For years, our nation has been hearing how important it was to increase investment in civics education. If we have learned anything from the last year — from George Floyd and #BlackLivesMatter to 2020 electioneering to even the assault on the U.S. Capitol earlier this month — it is that we are keenly aware of the basics when it comes to civics. Those basics have been on display in our streets and corridors of power.

These demonstrations of civic understanding have shown that we don’t need increased investment in civics — but we certainly do in American history. Whether it be the 14th or 25th amendments, the British siege on the Capitol in 1814 or the ramifications of the Election of 1876, we lack the collective historical knowledge necessary to translate civic education into meaningful, positive community change.

The principles and beliefs identified in the 1776 Report are the same as those espoused by our Founding Fathers. The same as those embraced by many Confederates during Reconstruction. And they reflect the ideology expressed by those who waged their attack against the U.S. Capitol on Jan. 6. No, they are not curriculum, but they are a part of our history and have been a rallying cry for more than two centuries.
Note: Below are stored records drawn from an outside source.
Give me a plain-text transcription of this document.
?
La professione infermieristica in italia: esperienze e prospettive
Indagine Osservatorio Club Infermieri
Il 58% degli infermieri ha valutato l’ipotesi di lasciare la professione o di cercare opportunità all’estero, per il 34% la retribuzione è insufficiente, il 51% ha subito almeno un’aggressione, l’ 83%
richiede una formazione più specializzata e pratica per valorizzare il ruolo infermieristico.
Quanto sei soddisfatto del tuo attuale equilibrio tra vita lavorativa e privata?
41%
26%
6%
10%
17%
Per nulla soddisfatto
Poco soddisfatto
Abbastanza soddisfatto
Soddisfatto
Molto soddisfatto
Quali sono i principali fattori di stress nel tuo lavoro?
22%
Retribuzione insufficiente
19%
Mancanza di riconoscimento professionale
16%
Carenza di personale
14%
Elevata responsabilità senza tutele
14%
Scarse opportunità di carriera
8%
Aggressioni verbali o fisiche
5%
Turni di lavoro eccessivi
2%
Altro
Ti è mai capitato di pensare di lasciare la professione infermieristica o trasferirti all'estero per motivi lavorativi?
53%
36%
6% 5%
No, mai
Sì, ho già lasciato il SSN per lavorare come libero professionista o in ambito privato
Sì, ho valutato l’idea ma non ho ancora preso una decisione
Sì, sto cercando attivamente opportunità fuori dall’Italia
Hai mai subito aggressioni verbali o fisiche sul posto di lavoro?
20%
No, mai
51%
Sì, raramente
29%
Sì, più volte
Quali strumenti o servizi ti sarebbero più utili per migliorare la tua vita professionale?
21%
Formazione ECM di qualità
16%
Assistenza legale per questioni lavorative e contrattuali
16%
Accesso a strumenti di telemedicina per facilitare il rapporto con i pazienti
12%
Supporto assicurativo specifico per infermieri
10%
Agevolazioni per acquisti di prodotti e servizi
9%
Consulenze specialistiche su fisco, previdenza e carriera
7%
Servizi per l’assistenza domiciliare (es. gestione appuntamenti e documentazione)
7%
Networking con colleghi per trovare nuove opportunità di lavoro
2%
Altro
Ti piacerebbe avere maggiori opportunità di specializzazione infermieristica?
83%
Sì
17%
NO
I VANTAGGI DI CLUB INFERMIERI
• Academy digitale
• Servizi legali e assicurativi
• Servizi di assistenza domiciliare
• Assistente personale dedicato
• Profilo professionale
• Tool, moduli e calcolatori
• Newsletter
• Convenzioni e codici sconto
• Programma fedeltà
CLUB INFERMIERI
And they are a part of our history that we must study, understand, contextualize and deconstruct.

Ultimately, the 1776 Report will have no demonstrable impact on our classrooms, our communities or our democratic republic. But it becomes the proper close to the social studies lessons of the past four years. As the next chapter of our American history is written, it is imperative that we apply those lessons to significantly improve the teaching and learning of American history. Our nation’s future depends on better understanding our past.

Patrick Riccards is chief executive officer of the Driving Force Institute for Public Engagement and the founder of its Untold History video initiative.